Stripped down to its basest level, Blockers has all the trappings of every other lewd and lascivious teen comedy. The kids are up to something mischievous, and the adults are trying to stop them. In this case it’s a sex pact set in motion by besties Julie (Kathryn Newton), Kayla (Geraldine Viswanathan), and Sam (Gideon Adlon), who decide prom night is the perfect night for them to lose their collective virginity. When their parents catch wind of the plan (damn those tethered devices!), they set off to stop it but instead wind up neck-deep in a night of embarrassing shenanigans and hijinks so over-the-top that they would make Stifler squirm.

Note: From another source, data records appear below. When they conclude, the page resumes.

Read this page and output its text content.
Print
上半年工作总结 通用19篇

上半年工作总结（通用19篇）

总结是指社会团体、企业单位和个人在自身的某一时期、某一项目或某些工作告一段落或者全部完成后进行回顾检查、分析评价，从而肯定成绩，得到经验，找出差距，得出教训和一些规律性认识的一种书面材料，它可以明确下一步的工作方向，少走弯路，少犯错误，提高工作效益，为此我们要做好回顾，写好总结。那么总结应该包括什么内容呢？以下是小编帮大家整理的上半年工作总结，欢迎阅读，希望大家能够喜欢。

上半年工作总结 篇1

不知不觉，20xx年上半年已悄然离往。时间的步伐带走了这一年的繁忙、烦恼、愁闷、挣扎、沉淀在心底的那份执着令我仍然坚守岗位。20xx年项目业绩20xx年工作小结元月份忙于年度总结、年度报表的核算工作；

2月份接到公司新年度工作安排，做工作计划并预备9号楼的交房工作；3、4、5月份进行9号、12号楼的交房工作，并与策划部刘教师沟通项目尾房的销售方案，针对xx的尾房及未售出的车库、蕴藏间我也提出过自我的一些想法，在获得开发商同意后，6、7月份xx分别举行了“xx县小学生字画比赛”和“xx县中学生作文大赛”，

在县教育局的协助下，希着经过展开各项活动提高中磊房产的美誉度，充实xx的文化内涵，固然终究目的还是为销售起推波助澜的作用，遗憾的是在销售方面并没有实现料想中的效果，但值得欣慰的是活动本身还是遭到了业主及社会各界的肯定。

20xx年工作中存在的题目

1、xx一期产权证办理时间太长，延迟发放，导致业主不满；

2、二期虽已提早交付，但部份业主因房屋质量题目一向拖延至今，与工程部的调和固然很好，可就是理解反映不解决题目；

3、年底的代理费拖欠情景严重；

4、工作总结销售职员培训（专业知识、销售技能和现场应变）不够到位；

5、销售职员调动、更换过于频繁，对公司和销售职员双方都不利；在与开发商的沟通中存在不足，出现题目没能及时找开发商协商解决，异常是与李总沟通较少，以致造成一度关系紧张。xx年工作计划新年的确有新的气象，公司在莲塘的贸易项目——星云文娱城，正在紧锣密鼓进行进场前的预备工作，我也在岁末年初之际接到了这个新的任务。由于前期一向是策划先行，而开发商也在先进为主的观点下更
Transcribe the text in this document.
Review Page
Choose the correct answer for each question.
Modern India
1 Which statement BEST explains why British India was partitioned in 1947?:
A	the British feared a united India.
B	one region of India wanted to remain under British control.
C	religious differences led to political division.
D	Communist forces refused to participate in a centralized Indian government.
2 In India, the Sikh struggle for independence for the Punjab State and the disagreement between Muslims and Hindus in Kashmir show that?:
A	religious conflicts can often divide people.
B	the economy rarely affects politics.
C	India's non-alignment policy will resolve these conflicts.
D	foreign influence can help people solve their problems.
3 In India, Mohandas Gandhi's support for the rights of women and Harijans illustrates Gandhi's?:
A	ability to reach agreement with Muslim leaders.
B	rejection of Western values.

John Cena stars as Kayla’s uber-sensitive dad Mitchell, who can’t come to terms with the fact that his little baby is all grown up, much less headed to prom with the man-bunned Connor (Miles Robbins), who, as it turns out, is the school’s resident drug cooker. Meanwhile Julie’s single mom Lisa (Leslie Mann) is having trouble coping with the fact that her little girl is headed off to college in the fall, while Sam’s man-child dad Hunter (Ike Barinholtz) serves as the resident voice of insanity.

Before the night is over, beer will be chugged via an orifice that should never have beer near it, a vomit scene rivaling Stand By Me’s infamous pie eating contest will unfold, and blindman’s buff will take on a whole new meaning in a sex game that will have you both wincing and laughing riotously at the same time. But then, after an hour-plus of hard-R comedy, Blockers zigs when you think it will zag and instead shifts to become a pleasant and generally responsible movie about family and maturity and trust.

It’s not a whiplash-inducing, brakes-squealing shift, mind you—the comedy continues right up to (and including) the closing credits. Instead, it just sneaks up on you, and before you know it the kids and the parents have all learned their lessons, and the movie, which would have been perfectly fine as just another teen comedy, becomes a memorable and worthwhile instant classic.

The screenplay by brothers Brian and Jim Kehoe is smart and classy (despite itself) and gives plenty of opportunity to showcase the comedic chops of vets Mann and Barinholtz. The surprise here is Cena, who seems to be well on his way to following his former Wrestlemania foe Dwayne Johnson on the road from WWE to successful actor. Though certainly not as polished as his co-stars, he more than holds his own throughout the ribald festivities.

It’s Cannon, though, who does the most to embolden her status. We already know she can write, but shifting into the director’s chair isn’t always a smooth transition, particularly when you’re not working from your own material. She does a pitch-perfect (ba-dum-dum!) job here, however, crafting a solid movie that has across-the-board appeal.

Blockers is definitely wild and crazy and there are more than a few scenes that will make you flinch, even as you question how you’re laughing at them. But it willmake you laugh. And that’s alright.